“La récréation est terminée”, zei president Kabila in zijn toespraak op de 6e december verleden jaar, de dag dat hij de eed aflegde als eerste rechtstreeks verkozen president van Congo. En of de speeltijd voorbij is ! Op donderdag de 22e maart zit het er in Kinshasa nog maar eens bovenarms op, zoals in augustus en november. Congo’s prille democratie heeft de gewoonte aangekweekt om alle drie à vier maanden een flinke opstoot van tomeloos geweld door zijn dagelijkse kost te mengen.
Deze keer draait het rond de milities van senator, verslagen presidentskandidaat en vice-president tijdens de overgang, Jean-Pierre Bemba. Ze zijn al lang een steen des aanstoots in de ogen van president Kabila. In november nog bedenkt hij de internationale gemeenschap met een ultimatum. Ze krijgt exact 48 u. om Bemba’s manschappen te ontwapenen. Vier maanden later klaart Kabila de klus zelf, met gebruik van ongebreideld geweld. De Europese ambassadeurs, die hem enkele dagen later daarvoor kapittelen, schatten het aantal doden op tussen twee- en zeshonderd.
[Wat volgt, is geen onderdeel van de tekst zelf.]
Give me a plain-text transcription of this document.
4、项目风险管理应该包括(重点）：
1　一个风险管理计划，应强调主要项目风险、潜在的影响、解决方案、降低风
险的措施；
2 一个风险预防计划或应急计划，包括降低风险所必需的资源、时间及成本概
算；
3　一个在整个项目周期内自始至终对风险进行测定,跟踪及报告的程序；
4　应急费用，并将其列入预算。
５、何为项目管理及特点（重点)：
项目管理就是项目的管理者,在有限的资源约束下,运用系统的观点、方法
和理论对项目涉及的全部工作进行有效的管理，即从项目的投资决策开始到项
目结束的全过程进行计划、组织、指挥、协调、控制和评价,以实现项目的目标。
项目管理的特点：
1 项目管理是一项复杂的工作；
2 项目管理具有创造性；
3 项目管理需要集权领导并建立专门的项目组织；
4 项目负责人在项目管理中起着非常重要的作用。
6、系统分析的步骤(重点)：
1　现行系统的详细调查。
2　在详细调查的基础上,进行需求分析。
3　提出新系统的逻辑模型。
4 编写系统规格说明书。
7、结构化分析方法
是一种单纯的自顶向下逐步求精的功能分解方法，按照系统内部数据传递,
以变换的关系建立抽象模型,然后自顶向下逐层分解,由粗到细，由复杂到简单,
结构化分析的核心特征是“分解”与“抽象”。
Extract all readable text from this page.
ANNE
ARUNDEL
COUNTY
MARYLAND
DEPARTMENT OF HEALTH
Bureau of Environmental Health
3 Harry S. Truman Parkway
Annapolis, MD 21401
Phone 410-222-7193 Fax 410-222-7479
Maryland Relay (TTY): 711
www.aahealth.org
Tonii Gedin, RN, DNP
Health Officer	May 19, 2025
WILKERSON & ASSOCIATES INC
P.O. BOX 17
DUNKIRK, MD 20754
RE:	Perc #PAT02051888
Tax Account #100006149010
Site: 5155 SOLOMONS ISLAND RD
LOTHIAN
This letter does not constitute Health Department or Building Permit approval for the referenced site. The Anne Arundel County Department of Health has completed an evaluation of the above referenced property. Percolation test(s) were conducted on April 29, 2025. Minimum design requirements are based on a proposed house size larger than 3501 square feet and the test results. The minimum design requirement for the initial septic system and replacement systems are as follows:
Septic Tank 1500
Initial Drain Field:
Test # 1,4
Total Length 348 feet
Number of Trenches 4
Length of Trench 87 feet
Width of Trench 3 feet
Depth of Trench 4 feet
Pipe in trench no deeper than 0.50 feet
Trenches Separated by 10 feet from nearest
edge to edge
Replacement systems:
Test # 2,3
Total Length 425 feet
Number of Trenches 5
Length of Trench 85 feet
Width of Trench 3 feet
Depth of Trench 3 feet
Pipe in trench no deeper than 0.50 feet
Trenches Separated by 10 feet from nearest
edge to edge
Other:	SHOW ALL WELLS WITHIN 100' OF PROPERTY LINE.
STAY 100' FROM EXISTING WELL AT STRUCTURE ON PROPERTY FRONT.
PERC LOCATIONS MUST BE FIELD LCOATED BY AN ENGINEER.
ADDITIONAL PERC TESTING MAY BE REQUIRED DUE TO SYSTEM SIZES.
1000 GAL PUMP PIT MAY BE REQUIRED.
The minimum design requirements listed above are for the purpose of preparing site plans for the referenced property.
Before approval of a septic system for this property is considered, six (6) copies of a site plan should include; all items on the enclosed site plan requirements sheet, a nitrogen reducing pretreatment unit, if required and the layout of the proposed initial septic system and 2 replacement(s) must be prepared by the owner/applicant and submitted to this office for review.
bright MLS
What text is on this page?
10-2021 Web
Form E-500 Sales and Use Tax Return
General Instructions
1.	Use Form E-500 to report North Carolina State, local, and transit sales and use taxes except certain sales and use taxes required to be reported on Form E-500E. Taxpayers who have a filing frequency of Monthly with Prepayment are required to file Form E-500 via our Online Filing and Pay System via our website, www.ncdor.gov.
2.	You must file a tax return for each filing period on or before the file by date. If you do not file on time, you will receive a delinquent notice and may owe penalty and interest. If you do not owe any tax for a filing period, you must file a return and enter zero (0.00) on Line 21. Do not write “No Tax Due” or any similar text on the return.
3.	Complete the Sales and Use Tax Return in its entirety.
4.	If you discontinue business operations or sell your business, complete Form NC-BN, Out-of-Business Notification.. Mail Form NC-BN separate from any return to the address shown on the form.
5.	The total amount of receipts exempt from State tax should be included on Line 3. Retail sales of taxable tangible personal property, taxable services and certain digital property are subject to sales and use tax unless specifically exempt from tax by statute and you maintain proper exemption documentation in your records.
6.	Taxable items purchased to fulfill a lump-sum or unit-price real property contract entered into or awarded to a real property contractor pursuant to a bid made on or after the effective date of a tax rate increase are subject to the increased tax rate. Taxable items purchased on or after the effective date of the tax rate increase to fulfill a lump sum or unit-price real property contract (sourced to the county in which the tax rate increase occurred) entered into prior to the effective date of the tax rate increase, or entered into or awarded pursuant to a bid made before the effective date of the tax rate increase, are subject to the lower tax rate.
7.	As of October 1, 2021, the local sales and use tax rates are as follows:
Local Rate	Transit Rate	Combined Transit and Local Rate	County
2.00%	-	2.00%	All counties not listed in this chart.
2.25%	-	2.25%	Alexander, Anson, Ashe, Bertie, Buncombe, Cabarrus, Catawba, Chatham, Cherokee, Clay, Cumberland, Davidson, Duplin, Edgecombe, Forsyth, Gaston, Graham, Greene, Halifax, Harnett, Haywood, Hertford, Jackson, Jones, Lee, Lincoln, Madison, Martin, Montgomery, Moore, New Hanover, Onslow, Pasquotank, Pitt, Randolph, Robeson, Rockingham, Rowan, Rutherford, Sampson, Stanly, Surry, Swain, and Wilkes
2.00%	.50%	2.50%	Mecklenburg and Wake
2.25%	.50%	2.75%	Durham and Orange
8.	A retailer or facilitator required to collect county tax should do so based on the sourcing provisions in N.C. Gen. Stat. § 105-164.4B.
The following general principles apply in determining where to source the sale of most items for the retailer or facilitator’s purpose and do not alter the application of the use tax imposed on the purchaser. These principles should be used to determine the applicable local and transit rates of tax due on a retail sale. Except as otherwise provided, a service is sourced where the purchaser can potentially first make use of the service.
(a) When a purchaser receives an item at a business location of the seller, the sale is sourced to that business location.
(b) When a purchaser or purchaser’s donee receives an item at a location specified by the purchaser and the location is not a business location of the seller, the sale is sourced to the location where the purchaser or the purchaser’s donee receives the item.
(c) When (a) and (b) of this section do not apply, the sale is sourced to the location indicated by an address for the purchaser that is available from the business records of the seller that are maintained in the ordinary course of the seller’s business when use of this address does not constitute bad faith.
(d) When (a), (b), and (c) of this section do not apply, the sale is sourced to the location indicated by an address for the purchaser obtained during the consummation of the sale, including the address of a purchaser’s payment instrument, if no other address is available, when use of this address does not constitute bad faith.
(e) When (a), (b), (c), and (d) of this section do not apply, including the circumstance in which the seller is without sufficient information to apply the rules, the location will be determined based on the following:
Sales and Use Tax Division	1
Natuurlijk is het een anomalie dat Bemba zich meer dan vier jaar na de ondertekening van de overeenkomst van Pretoria, die een einde maakt aan de burgeroorlog, nog altijd laat omringen door een stelletje lijfwachten. Formeel maken ze deel uit van het eengemaakte leger maar in de praktijk gehoorzamen ze uitsluitend de gewezen rebellenleider. En het cynische toeval wil dat de republikeinse garde, die uiteindelijk Bemba’s milities decimeert, evengoed buiten de militaire hiërarchie opereert en alleen bevelen van Kabila opvolgt.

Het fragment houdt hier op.